Two articles published in “The Astrophysical Journal” – you can read them here and here – describe as many researches on the possibility that at least some of the seven rocky planets of the ultra-cool dwarf star TRAPPIST-1’s system can be habitable. Two researchers from the University of Arizona’s Lunar and Planetary Laboratory examined the effects gravity of planets has on its neighbors. A team from the Center for Astrophysics (CfA) of Harvard University and Smithsonian Institution examined the effects that high-energy protons emitted by the star may have on its planets.
The TRAPPIST-1 system is really tiny, with a star that has a size similar to Jupiter’s and packed-up planets, to the point of looking more like Jupiter and its moons than the Sun and its planets. The planets of TRAPPIST-1 are tidally locked with their star and this means that they always show it the same face, like the Moon to the Earth.

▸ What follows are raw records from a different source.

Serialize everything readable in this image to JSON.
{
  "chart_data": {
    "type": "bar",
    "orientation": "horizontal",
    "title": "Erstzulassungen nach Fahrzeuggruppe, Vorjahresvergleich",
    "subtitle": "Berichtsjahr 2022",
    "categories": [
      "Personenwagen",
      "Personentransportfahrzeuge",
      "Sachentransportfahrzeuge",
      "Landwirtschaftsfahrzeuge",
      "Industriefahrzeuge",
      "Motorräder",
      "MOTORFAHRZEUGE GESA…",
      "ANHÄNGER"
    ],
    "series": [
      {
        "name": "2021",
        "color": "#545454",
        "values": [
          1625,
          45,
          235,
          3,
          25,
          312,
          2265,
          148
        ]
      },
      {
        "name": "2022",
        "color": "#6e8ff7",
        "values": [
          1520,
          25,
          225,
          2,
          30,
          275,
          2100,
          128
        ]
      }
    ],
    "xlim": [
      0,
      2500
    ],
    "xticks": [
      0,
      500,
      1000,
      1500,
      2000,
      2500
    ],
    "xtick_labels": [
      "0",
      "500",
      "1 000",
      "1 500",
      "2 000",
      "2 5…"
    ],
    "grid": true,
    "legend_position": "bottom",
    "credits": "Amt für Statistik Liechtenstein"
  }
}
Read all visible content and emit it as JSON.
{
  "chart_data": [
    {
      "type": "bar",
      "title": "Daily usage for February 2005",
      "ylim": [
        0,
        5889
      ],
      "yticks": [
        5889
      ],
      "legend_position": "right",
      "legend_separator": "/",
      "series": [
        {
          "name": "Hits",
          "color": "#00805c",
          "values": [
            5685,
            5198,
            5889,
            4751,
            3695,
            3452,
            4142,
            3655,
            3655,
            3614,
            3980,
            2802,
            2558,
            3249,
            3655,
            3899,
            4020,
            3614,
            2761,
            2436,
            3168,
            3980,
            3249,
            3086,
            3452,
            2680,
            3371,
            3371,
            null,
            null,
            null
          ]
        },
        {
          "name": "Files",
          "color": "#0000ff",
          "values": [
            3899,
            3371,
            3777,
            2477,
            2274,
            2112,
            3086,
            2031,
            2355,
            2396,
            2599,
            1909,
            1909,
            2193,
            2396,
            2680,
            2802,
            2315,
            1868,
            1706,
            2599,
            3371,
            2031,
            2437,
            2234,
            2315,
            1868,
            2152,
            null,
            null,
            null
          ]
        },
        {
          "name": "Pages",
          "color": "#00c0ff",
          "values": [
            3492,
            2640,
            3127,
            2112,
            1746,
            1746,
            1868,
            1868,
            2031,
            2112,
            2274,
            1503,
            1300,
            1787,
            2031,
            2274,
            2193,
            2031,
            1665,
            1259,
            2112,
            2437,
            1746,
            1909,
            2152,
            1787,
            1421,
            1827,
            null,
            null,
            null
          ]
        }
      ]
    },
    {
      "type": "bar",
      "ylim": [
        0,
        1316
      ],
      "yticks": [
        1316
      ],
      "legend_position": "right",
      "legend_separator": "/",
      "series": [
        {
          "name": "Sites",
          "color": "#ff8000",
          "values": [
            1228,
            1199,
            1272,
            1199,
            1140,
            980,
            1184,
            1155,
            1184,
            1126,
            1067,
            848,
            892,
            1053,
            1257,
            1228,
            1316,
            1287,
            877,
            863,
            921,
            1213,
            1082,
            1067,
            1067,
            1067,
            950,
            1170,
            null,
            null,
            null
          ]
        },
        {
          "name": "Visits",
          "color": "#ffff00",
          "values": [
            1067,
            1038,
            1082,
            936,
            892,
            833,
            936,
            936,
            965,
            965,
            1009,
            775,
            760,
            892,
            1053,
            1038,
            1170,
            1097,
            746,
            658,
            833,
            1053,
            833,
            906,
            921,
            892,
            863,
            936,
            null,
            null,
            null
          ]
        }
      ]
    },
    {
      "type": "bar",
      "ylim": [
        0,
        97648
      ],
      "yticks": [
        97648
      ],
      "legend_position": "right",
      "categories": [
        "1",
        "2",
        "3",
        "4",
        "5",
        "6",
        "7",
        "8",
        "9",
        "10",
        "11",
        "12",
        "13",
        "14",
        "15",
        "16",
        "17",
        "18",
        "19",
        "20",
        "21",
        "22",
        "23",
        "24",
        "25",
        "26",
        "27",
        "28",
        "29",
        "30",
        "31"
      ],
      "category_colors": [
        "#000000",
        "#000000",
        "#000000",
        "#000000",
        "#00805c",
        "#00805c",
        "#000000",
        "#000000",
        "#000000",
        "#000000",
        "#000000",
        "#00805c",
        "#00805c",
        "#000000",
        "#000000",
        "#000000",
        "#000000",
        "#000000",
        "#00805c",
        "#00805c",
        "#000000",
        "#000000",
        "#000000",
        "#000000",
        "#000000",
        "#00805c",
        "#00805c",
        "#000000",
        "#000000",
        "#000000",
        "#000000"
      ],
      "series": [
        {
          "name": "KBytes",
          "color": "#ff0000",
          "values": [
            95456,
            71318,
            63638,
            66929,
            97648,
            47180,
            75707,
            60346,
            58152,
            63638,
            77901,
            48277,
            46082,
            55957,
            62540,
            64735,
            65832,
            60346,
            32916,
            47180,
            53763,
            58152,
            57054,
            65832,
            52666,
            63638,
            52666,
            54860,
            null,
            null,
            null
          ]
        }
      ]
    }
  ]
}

Research has already been done when only the first planets were confirmed and increased considerably after the announcement in February 2017 that the number of confirmed planets rose to seven. However, the continuous addition of data from new observations led to very different and sometimes contradictory results, showing that we’re still at the beginning in the study of exoplanets. New information and the refinement of our models can greatly influence the conclusions of a research and it’s one of the reasons why this system is so interesting.
From the beginning, at least three of the planets in the TRAPPIST-1 system were considered potentially habitable because they orbit in their system’s habitable zone but there are other requirements for conditions to actually be favorable to host life forms similar to those on Earth. The solar system also has three planets in its habitable zone, as shown in green in the image with the comparison to the TRAPPIST-1 system (NASA/JPL-Caltech) but on Venus at some point a runaway greenhouse effect started that turned it into hell while Mars lost the magnetic field that protected it from solar radiation after its core cooled down and its atmosphere was stripped by solar wind.
Gravitational tidal effects were examined in particular with regard to the influence of planets on their moons, for example Jupiter on Europa and Saturn on Enceladus to better understand the underground oceans of liquid water of those moons. Hamish Hay and Isamu Matsuyama tried to study the effects that planets very close to each other can have on each other.
The two innermost planets could have effects on each other added to those of their star and this could lead to a volcanic activity capable of generating an atmosphere. Probably the two planets’ day side is too hot to be hospitable but their night side could have at least in certain zones temperatures suitable for hosting life forms similar to the Earth’s.
The planet TRAPPIST-1g, the sixth and at the outer limit of the system’s habitable zone, could have tidal effects from the other planets higher than from its star. The temperature on its surface may not be sufficient to have liquid water but if its core is heated enough by the tidal effects it could have an underground ocean just like Europa and Enceladus.
Federico Fraschetti led a team that examined the emissions of energetic protons from the star TRAPPIST-1, which is tiny but very active so its very close planets could suffer a considerable bombardment. The planet TRAPPIST-1e, the fourth and at the inner limit of the system’s habitable zone, could receive a remarkable proton flow that was estimated at a million times higher than that one suffered by the Earth. Those exoplanets should have a very strong magnetic field to be adequately protected and that’s unlikely to say the least, but that bombardment doesn’t doom the system because it could break life’s building blocks but could also provide the energy to act as a catalyst for their formation. Again, the planets’ night side could be protected enough and if there are oceans the water could act as a shield as well.
In both researches some estimates were made but the authors are well aware of the fact that precise results require data that currently are only partially known. Even the most recent studies on the TRAPPIST-1 system have many margins of approximation precisely because the study of exoplanets is still limited and at the same time very exciting precisely because new data keep on being accumulated and this system will be the target of every new astronomical instrument that can study exoplanets.